Die Bank ließ historische Gemälde von ihr analysieren und in eine bildgebende KI integrieren. Das Haus Württemberg gab grünes Licht dazu. Mit einem Bodydouble und Face Swap Modul entstehen nun Videos mit ihr, etwa für Linkedin. Es gab auch bereits eine „Begegnung“ von ihr und Finanzminister Danyal Bayaz (Grüne) – nachzuhören im Podcast „Cäshflow“.
Grabkapelle war vor genau 200 Jahren fertig
Noch heute legen Fans von Katharina Blumen an ihr Grab auf dem Württemberg ab. Das Mausoleum mit Sicht weit über das Neckartal hinaus ist eines der beliebtesten Ausflugsziele der Region. Als Lady Diana mit 36 starb, war sie sechs Jahre älter als die Zarentochter bei deren Tod. Beide haben Benachteiligten geholfen und wurden vom Volk geliebt. Catharina Pawlowna, die ihren Vornamen selbst mit C schrieb, war im April 1816 von Russland nach Stuttgart gezogen – im „Jahr ohne Sommer“. Die Hungersnot war groß. Von ihrer Mutter hatte sie gelernt, dass sich Aufstände verhindern lassen, wenn man die Lebensumstände des Volkes verbessert. Katharina besorgte Getreide aus Russland und engagierte sich sozial – von Oktober 1816 an als Königin.
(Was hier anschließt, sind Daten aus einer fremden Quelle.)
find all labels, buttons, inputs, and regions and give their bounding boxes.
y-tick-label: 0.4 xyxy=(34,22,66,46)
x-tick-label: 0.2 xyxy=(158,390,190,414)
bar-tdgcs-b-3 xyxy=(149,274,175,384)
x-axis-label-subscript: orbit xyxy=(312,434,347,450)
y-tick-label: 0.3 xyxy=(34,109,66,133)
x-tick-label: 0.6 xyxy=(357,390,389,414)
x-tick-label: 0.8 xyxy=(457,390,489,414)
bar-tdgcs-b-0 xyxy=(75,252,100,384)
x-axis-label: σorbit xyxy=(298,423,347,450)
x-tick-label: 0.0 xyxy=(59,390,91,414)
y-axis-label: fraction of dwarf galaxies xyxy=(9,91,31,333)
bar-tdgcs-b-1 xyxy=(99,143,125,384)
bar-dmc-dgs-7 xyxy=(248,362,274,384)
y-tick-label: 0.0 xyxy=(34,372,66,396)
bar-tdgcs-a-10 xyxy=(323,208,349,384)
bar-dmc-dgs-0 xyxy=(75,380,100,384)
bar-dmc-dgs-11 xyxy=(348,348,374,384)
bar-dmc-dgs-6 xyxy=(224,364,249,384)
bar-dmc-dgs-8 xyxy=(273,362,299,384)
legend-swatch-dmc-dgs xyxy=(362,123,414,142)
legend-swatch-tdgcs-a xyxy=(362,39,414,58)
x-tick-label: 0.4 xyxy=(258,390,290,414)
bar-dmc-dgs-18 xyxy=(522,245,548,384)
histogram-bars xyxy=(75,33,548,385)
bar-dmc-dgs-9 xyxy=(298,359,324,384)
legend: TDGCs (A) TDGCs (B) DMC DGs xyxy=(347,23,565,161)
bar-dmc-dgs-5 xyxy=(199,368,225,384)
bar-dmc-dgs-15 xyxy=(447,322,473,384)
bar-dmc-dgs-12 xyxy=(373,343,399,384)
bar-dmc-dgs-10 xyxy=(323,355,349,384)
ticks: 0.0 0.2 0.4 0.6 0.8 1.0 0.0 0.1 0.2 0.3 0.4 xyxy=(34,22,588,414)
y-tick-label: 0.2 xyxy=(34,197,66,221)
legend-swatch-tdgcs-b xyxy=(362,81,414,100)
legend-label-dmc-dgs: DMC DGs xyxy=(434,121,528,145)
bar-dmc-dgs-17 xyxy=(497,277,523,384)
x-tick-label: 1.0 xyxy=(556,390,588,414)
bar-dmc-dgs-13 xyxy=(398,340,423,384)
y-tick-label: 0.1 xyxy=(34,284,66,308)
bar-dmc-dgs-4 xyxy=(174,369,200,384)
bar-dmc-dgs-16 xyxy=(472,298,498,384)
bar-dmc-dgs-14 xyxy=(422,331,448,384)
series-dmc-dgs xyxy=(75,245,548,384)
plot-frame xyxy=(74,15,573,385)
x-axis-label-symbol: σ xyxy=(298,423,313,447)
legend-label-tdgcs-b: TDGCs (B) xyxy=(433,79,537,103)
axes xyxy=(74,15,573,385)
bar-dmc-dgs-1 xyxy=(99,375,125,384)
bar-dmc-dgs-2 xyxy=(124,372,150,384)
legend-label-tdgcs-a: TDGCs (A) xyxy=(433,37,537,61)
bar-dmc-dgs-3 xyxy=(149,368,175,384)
Die Württemberger waren schnell von der klugen, jungen Königin begeistert. Doch das Glück mit ihr währte nicht lange. Am 9. Januar 1819 ist sie gestorben. König Wilhelm I. beauftragte Hofbaumeister Giovanni Salucci, die Grabkapelle auf dem Württemberg zu bauen. Im Jahr 1824 war sie fertig – vor genau 200 Jahren. Und jetzt hat Katharina die Gruft verlassen – mit dem großen Ziel, die Menschen von heute zu bewegen.